If you omit --type, CREDTOOLS tries to infer the plot:

Input Auto type
directory with pips.txt.gz locusplot
directory without pips.txt.gz locus_qc
file ending in qc.txt.gz or qc.txt summary
file ending in compare_maf.txt.gz maf_corr

When auto-detection fails, pass --type explicitly.

Available Plot Types

  • summary

    Input: qc.txt.gz

    Shows lambda-s, MAF correlation, lambda-s outlier counts, and Dentist-S outlier counts in one figure.

  • locus_qc

    Input: a per-locus QC directory

    Combines locus-level QC panels.
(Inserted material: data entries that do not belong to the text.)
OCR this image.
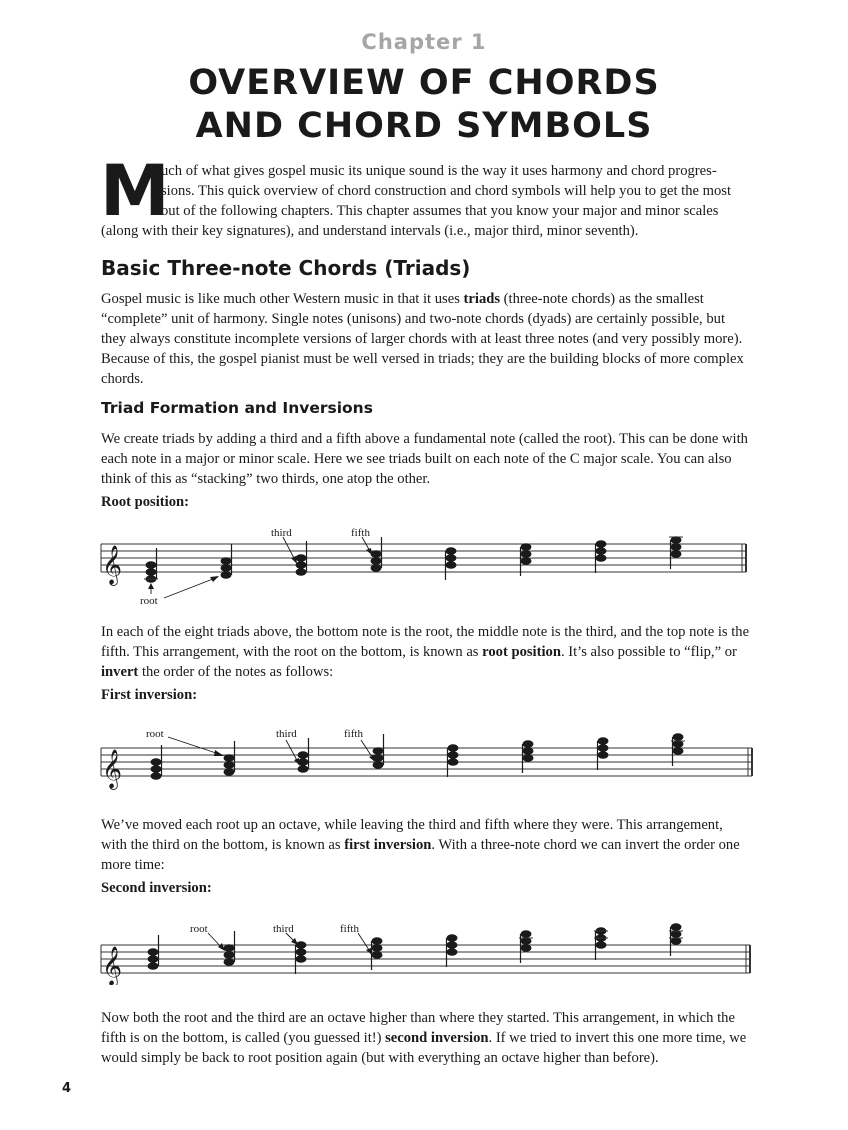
Chapter 1
OVERVIEW OF CHORDS
AND CHORD SYMBOLS
M
uch of what gives gospel music its unique sound is the way it uses harmony and chord progres-
sions. This quick overview of chord construction and chord symbols will help you to get the most
out of the following chapters. This chapter assumes that you know your major and minor scales
(along with their key signatures), and understand intervals (i.e., major third, minor seventh).
Basic Three-note Chords (Triads)
Gospel music is like much other Western music in that it uses triads (three-note chords) as the smallest “complete” unit of harmony. Single notes (unisons) and two-note chords (dyads) are certainly possible, but they always constitute incomplete versions of larger chords with at least three notes (and very possibly more). Because of this, the gospel pianist must be well versed in triads; they are the building blocks of more complex chords.
Triad Formation and Inversions
We create triads by adding a third and a fifth above a fundamental note (called the root). This can be done with each note in a major or minor scale. Here we see triads built on each note of the C major scale. You can also think of this as “stacking” two thirds, one atop the other.
Root position:
𝄞
root
third	fifth
In each of the eight triads above, the bottom note is the root, the middle note is the third, and the top note is the fifth. This arrangement, with the root on the bottom, is known as root position. It’s also possible to “flip,” or invert the order of the notes as follows:
First inversion:
𝄞
root	third	fifth
We’ve moved each root up an octave, while leaving the third and fifth where they were. This arrangement, with the third on the bottom, is known as first inversion. With a three-note chord we can invert the order one more time:
Second inversion:
𝄞
root	third	fifth
Now both the root and the third are an octave higher than where they started. This arrangement, in which the fifth is on the bottom, is called (you guessed it!) second inversion. If we tried to invert this one more time, we would simply be back to root position again (but with everything an octave higher than before).
4
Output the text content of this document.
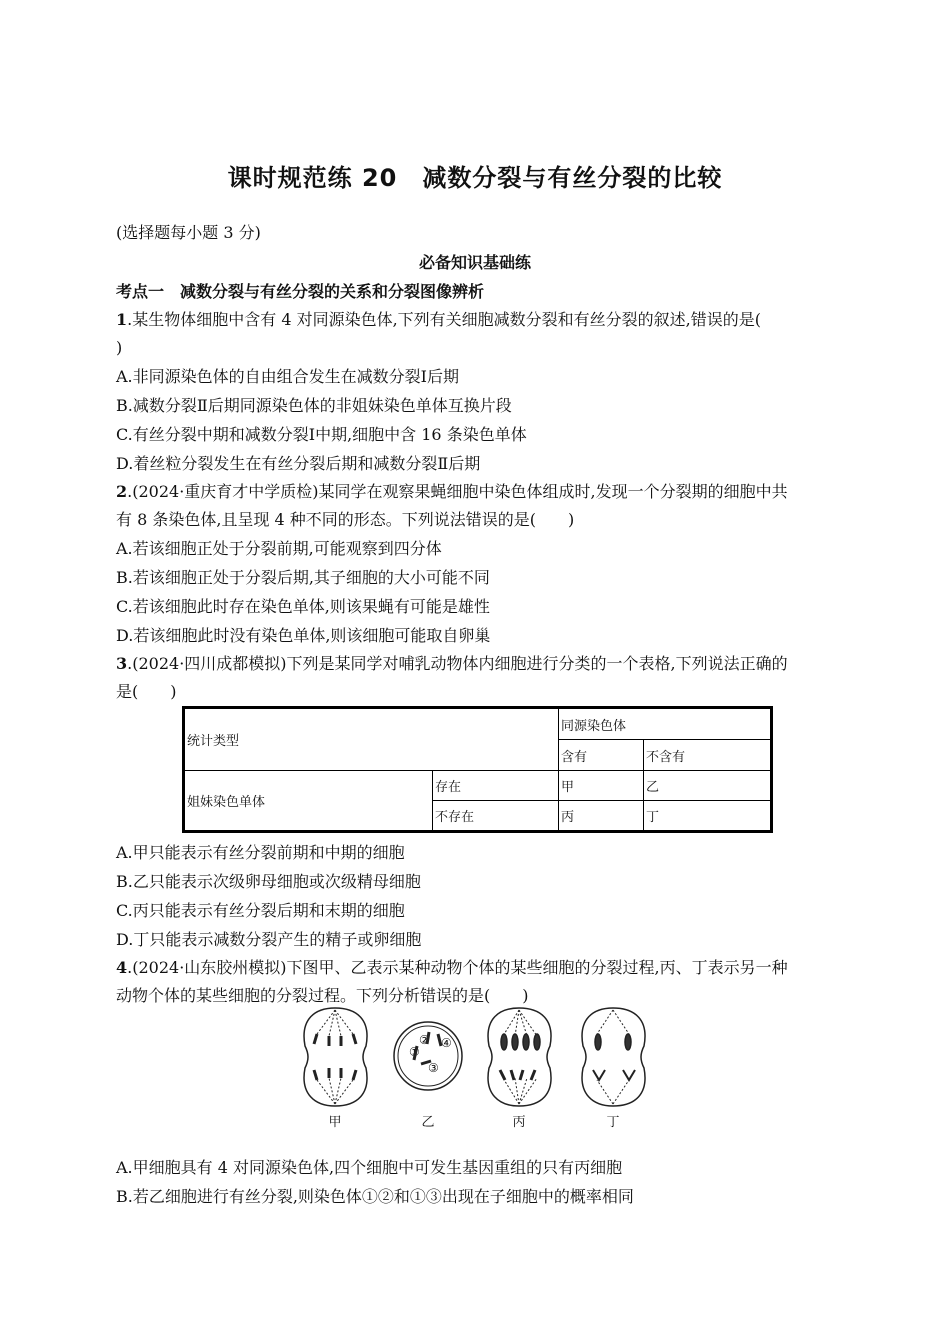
课时规范练 20　减数分裂与有丝分裂的比较
(选择题每小题 3 分)
必备知识基础练
考点一　减数分裂与有丝分裂的关系和分裂图像辨析
1.某生物体细胞中含有 4 对同源染色体,下列有关细胞减数分裂和有丝分裂的叙述,错误的是(
)
A.非同源染色体的自由组合发生在减数分裂Ⅰ后期
B.减数分裂Ⅱ后期同源染色体的非姐妹染色单体互换片段
C.有丝分裂中期和减数分裂Ⅰ中期,细胞中含 16 条染色单体
D.着丝粒分裂发生在有丝分裂后期和减数分裂Ⅱ后期
2.(2024·重庆育才中学质检)某同学在观察果蝇细胞中染色体组成时,发现一个分裂期的细胞中共
有 8 条染色体,且呈现 4 种不同的形态。下列说法错误的是(　　)
A.若该细胞正处于分裂前期,可能观察到四分体
B.若该细胞正处于分裂后期,其子细胞的大小可能不同
C.若该细胞此时存在染色单体,则该果蝇有可能是雄性
D.若该细胞此时没有染色单体,则该细胞可能取自卵巢
3.(2024·四川成都模拟)下列是某同学对哺乳动物体内细胞进行分类的一个表格,下列说法正确的
是(　　)
统计类型		同源染色体	
		含有	不含有
姐妹染色单体	存在	甲	乙
	不存在	丙	丁
A.甲只能表示有丝分裂前期和中期的细胞
B.乙只能表示次级卵母细胞或次级精母细胞
C.丙只能表示有丝分裂后期和末期的细胞
D.丁只能表示减数分裂产生的精子或卵细胞
4.(2024·山东胶州模拟)下图甲、乙表示某种动物个体的某些细胞的分裂过程,丙、丁表示另一种
动物个体的某些细胞的分裂过程。下列分析错误的是(　　)
①
②
③
④
甲	乙	丙	丁
A.甲细胞具有 4 对同源染色体,四个细胞中可发生基因重组的只有丙细胞
B.若乙细胞进行有丝分裂,则染色体①②和①③出现在子细胞中的概率相同
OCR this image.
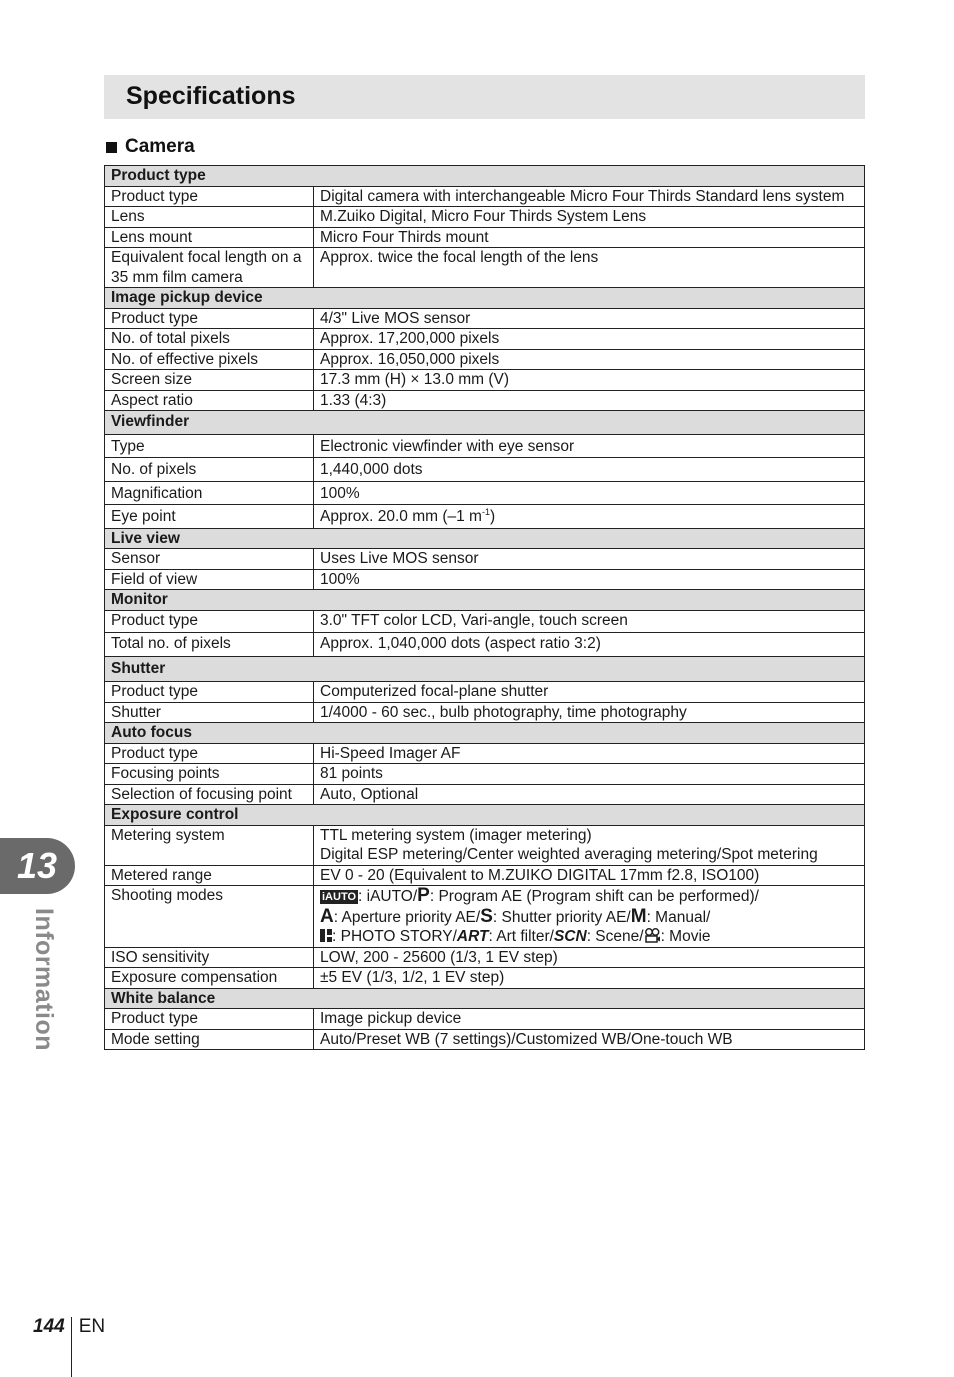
Specifications
Camera
Product type	
Product type	Digital camera with interchangeable Micro Four Thirds Standard lens system
Lens	M.Zuiko Digital, Micro Four Thirds System Lens
Lens mount	Micro Four Thirds mount
Equivalent focal length on a 35 mm film camera	Approx. twice the focal length of the lens
Image pickup device	
Product type	4/3" Live MOS sensor
No. of total pixels	Approx. 17,200,000 pixels
No. of effective pixels	Approx. 16,050,000 pixels
Screen size	17.3 mm (H) × 13.0 mm (V)
Aspect ratio	1.33 (4:3)
Viewfinder	
Type	Electronic viewfinder with eye sensor
No. of pixels	1,440,000 dots
Magnification	100%
Eye point	Approx. 20.0 mm (–1 $m^{-1}$)
Live view	
Sensor	Uses Live MOS sensor
Field of view	100%
Monitor	
Product type	3.0" TFT color LCD, Vari-angle, touch screen
Total no. of pixels	Approx. 1,040,000 dots (aspect ratio 3:2)
Shutter	
Product type	Computerized focal-plane shutter
Shutter	1/4000 - 60 sec., bulb photography, time photography
Auto focus	
Product type	Hi-Speed Imager AF
Focusing points	81 points
Selection of focusing point	Auto, Optional
Exposure control	
Metering system	TTL metering system (imager metering)
Digital ESP metering/Center weighted averaging metering/Spot metering

Metered range	EV 0 - 20 (Equivalent to M.ZUIKO DIGITAL 17mm f2.8, ISO100)
Shooting modes	iAUTO : iAUTO/P: Program AE (Program shift can be performed)/
A: Aperture priority AE/S: Shutter priority AE/M: Manual/
: PHOTO STORY/ART: Art filter/SCN: Scene/ : Movie

ISO sensitivity	LOW, 200 - 25600 (1/3, 1 EV step)
Exposure compensation	±5 EV (1/3, 1/2, 1 EV step)
White balance	
Product type	Image pickup device
Mode setting	Auto/Preset WB (7 settings)/Customized WB/One-touch WB
13
Information
144 EN
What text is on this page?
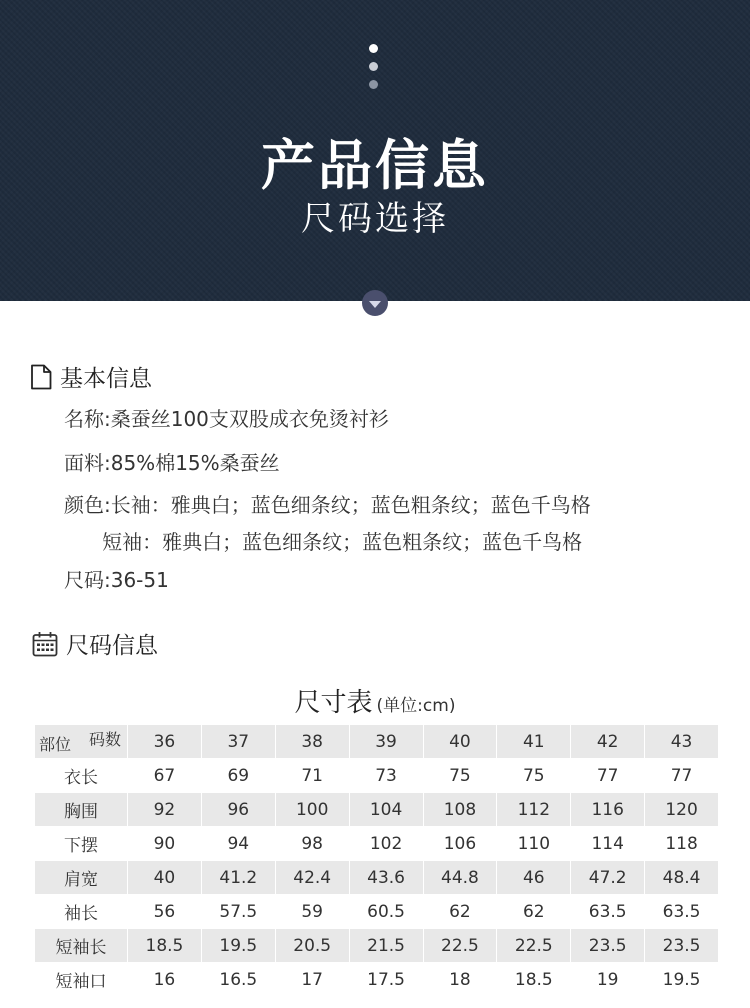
产品信息
尺码选择
基本信息
名称:桑蚕丝100支双股成衣免烫衬衫
面料:85%棉15%桑蚕丝
颜色:长袖：雅典白；蓝色细条纹；蓝色粗条纹；蓝色千鸟格
短袖：雅典白；蓝色细条纹；蓝色粗条纹；蓝色千鸟格
尺码:36-51
尺码信息
尺寸表 (单位:cm)
码数
部位	36	37	38	39	40	41	42	43
衣长	67	69	71	73	75	75	77	77
胸围	92	96	100	104	108	112	116	120
下摆	90	94	98	102	106	110	114	118
肩宽	40	41.2	42.4	43.6	44.8	46	47.2	48.4
袖长	56	57.5	59	60.5	62	62	63.5	63.5
短袖长	18.5	19.5	20.5	21.5	22.5	22.5	23.5	23.5
短袖口	16	16.5	17	17.5	18	18.5	19	19.5
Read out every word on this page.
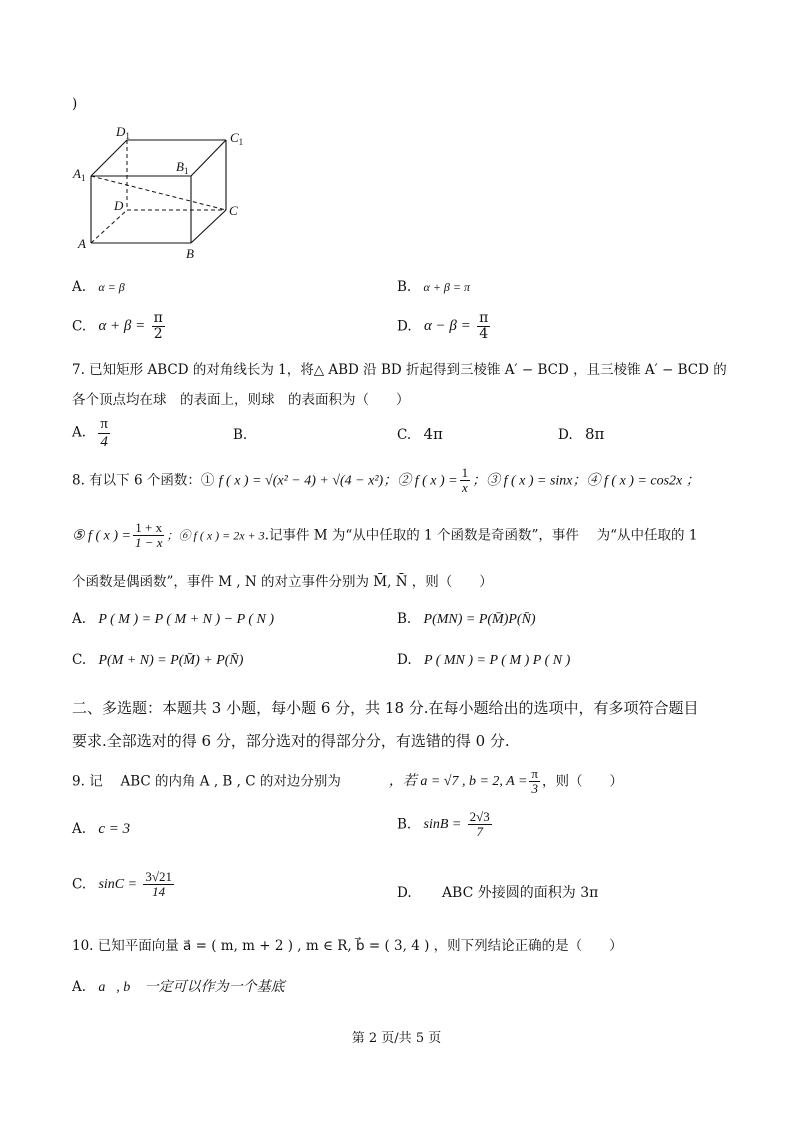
)
$D_1$	$C_1$
$A_1$
$B_1$
D	C
A
B
A. α = β	B. α + β = π
C. $\alpha + \beta = \frac{\pi}{2}$	D. $\alpha - \beta = \frac{\pi}{4}$
7. 已知矩形 ABCD 的对角线长为 1，将△ ABD 沿 BD 折起得到三棱锥 A′ − BCD ，且三棱锥 A′ − BCD 的
各个顶点均在球　的表面上，则球　的表面积为（　　）
A. $\frac{\pi}{4}$	B.	C. 4π	D. 8π
8. 有以下 6 个函数：① f ( x ) = √(x² − 4) + √(4 − x²)；② f ( x ) = $\frac{1}{x}$ ；③ f ( x ) = sinx；④ f ( x ) = cos2x ；
⑤ f ( x ) = $\frac{1 + x}{1 - x}$ ；⑥ f ( x ) = 2x + 3.记事件 M 为“从中任取的 1 个函数是奇函数”，事件　 为“从中任取的 1
个函数是偶函数”，事件 M , N 的对立事件分别为 M̄, N̄ ，则（　　）
A. P ( M ) = P ( M + N ) − P ( N )	B. P(MN) = P(M̄)P(N̄)
C. P(M + N) = P(M̄) + P(N̄)	D. P ( MN ) = P ( M ) P ( N )
二、多选题：本题共 3 小题，每小题 6 分，共 18 分.在每小题给出的选项中，有多项符合题目
要求.全部选对的得 6 分，部分选对的得部分分，有选错的得 0 分.
9. 记　 ABC 的内角 A , B , C 的对边分别为	，若 a = √7 , b = 2, $A = \frac{\pi}{3}$ ，则（　　）
A. c = 3	B. $\sin B = \frac{2√3}{7}$
C. $\sin C = \frac{3√21}{14}$	D. ABC 外接圆的面积为 3π
10. 已知平面向量 a⃗ = ( m, m + 2 ) , m ∈ R, b⃗ = ( 3, 4 ) ，则下列结论正确的是（　　）
A. a⃗, b⃗ 一定可以作为一个基底
第 2 页/共 5 页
Use this for the worst loci from the summary table.

  • locusplot

    Input: a fine-mapping locus directory with pips.txt.gz

    Shows p-values, LD-to-lead coloring, PIP-scaled points, and credible-set membership.

  • lambda_s

    Input: qc.txt.gz

    Boxplot of lambda_s by cohort.

  • maf_corr

    Input: qc.txt.gz or compare_maf.txt.gz

    Barplot of MAF correlation by cohort.

  • lambda_s_outliers

    Input: qc.txt.gz

    Count of kriging RSS outliers by cohort.

  • dentist_s_outliers

    Input: qc.txt.gz

    Count of Dentist-S outliers by cohort.

  • locus_pvalues

    Input: expected_z.txt.gz

    P-value style view from z-scores, optionally with credible-set annotations when called through Python.

  • zscore_qq

    Input: expected_z.txt.gz

    QQ plot for observed z-score behavior.

  • ld_decay

    Input: ld_decay.txt.gz

    LD decay by distance.

  • ld_4th_moment

    Input: ld_4th_moment.txt.gz

    Per-variant LD fourth-moment comparison.

  • snp_missingness

    Input: snp_missingness.txt.gz

    UpSet-style view of variant presence across cohorts.

Size and Format

Use --width, --height, and --dpi for reports:

credtools plot work/qc/qc.txt.gz \
  --type summary \
  --width 14 \
  --height 10 \
  --dpi 300 \
  --output plots/qc_summary.pdf

The output extension controls the format. Common choices are .png, .pdf, and .svg.

Locus Plot Requirements

locusplot reads pips.txt.gz and expects:

Column pattern Why it matters
BP x-axis position
PIP point size
CRED credible-set outline
columns ending with _P cohort-specific p-values
matching columns ending with _R2 LD color scale

If a locus plot fails with a missing _R2 column, the PIP table was not created from a fully matched summary-statistics and LD input.

Suggested Review Set

For a large run, do not plot every locus at first. Plot:

  • the locus with the highest lambda_s,
  • the locus with the lowest maf_corr,
  • the locus with the most Dentist-S outliers,
  • two or three high-priority biological loci,
  • one clean-looking locus as a baseline.